Rember Yahuarcani also aims to be part of a society to which he does not belong by natural links. “I come with the desire to show something, to tell my story, that of the Huitoto (wherever people get to know each other- they relate stories about their life); and so far I have had a good reception.

Those who live here in the city need to know that we exist, in this part of the world, in this country but as soon as the exhibitions are over I always feel the need to return. ”

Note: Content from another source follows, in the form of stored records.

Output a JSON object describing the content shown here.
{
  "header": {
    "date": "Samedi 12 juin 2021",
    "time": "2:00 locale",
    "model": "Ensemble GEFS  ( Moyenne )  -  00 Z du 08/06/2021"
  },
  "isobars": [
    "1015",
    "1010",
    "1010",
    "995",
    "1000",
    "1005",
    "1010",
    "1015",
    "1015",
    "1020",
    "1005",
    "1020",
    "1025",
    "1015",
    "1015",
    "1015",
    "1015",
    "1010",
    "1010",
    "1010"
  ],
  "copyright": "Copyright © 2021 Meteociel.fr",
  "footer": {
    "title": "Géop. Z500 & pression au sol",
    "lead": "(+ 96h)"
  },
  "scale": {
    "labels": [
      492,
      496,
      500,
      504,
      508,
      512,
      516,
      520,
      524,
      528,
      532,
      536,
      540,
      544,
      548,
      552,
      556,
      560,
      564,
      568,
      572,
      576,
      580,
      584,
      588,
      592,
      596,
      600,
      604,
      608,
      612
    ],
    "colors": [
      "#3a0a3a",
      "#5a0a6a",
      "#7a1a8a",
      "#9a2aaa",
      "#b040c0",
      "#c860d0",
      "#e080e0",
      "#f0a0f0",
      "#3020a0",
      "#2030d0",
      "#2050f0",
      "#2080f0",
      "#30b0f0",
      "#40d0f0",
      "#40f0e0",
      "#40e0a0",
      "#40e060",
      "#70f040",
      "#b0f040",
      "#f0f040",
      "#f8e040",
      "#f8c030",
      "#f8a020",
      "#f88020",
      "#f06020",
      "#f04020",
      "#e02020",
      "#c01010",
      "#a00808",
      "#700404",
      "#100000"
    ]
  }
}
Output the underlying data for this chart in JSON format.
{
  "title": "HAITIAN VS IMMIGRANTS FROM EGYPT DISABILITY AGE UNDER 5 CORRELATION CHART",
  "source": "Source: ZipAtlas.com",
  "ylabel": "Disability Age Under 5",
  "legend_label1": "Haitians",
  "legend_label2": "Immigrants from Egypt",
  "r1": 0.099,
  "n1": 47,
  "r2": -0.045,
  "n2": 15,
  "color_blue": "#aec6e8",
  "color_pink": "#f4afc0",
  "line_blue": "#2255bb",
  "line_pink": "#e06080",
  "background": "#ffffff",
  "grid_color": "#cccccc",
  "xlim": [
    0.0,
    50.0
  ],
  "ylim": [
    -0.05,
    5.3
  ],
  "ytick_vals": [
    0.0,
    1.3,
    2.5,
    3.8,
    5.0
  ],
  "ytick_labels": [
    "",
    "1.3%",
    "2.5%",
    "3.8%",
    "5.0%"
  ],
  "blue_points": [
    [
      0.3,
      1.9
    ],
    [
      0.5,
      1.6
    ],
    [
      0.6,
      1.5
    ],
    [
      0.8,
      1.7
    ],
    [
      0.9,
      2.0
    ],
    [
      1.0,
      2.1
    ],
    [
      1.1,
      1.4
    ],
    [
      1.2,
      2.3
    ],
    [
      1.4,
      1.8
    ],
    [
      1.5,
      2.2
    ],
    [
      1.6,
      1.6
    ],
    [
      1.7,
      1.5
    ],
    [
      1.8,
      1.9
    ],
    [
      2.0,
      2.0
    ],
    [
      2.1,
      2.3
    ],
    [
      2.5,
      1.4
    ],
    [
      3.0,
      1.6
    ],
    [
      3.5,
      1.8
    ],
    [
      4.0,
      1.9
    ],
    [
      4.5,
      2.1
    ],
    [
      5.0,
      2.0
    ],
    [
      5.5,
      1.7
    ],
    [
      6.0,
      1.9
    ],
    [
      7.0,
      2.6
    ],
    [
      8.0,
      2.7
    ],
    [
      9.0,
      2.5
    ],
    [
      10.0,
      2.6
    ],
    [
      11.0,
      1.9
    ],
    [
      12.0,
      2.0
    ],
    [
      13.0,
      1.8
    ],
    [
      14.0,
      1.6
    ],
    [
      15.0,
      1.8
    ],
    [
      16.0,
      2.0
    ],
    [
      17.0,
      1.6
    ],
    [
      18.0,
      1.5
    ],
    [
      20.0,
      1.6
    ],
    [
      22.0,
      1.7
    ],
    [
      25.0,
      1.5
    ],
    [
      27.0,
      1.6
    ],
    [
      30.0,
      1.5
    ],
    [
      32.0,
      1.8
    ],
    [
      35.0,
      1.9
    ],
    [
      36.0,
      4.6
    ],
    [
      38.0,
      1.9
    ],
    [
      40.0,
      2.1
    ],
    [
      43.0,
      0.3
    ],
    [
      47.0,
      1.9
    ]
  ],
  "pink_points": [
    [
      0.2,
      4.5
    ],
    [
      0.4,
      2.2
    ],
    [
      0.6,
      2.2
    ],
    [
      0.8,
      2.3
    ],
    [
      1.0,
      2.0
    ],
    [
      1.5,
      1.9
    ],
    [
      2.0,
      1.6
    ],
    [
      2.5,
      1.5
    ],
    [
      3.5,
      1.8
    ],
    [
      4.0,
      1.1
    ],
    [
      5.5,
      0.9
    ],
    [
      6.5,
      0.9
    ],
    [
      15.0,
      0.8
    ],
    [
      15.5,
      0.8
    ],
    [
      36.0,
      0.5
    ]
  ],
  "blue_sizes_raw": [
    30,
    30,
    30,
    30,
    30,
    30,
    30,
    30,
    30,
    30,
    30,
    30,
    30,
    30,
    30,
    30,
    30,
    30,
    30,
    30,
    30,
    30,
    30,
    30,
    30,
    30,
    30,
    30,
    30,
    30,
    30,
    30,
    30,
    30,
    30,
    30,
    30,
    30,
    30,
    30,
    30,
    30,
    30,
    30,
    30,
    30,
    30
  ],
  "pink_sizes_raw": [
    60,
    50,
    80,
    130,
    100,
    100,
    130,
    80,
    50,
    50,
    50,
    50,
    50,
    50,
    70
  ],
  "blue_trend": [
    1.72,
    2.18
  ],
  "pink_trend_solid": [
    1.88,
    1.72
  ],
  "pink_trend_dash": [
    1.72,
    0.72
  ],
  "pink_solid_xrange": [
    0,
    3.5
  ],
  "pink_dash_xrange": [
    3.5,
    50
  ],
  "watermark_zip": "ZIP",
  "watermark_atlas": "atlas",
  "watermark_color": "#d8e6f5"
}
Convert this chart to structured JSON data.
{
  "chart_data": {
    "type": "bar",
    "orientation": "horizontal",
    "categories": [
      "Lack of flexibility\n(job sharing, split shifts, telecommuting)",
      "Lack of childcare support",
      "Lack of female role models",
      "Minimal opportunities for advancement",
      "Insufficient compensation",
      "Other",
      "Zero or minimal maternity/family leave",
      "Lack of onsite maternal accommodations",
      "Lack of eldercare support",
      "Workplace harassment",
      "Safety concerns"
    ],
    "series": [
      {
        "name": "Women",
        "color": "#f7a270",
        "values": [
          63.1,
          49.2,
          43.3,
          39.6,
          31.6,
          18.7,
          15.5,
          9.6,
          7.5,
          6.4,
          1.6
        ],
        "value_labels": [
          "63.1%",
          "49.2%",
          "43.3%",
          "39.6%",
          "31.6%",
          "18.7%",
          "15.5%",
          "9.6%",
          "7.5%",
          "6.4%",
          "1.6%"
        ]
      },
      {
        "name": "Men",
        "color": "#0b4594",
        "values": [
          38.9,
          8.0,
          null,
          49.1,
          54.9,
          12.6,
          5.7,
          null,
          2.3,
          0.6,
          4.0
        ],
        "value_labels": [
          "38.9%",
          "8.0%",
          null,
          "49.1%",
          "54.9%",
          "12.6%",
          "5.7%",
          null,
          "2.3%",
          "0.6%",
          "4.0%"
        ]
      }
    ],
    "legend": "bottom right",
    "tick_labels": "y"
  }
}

Rember is nourished by the stories that he is told, still today, byhis grandmother in her native language He incorporates them into his image archive after being translated by his father, as in his case, a Huitoto displaced bythe learning of Spanish.

Then, a curious thing, he consults texts of anthropologists specializing in the Huitoto ethnic group, to understand the true meaning of the terms his grandmother uses. This is the case, for example, of Buiñaiño, that can be the wife of the creator, a rainbow, the goddess of all beings living in water and also – the aguaje palm tree.

On the other hand, and to accentuate the irony, Rember says that when he’s in the city, he tries to study people a little, to understand how people can survive in such a environment . In fact, you will never meet in the jungle a huitoto or a bora asking for auspices, he says.

The llanchamas are stretched and the characters captured. It’s a matter of refining the senses to build a bridge of complicity between the iconography of Rember Yahuarcani and our pure and hard asphalt. After all, we are also objects of study.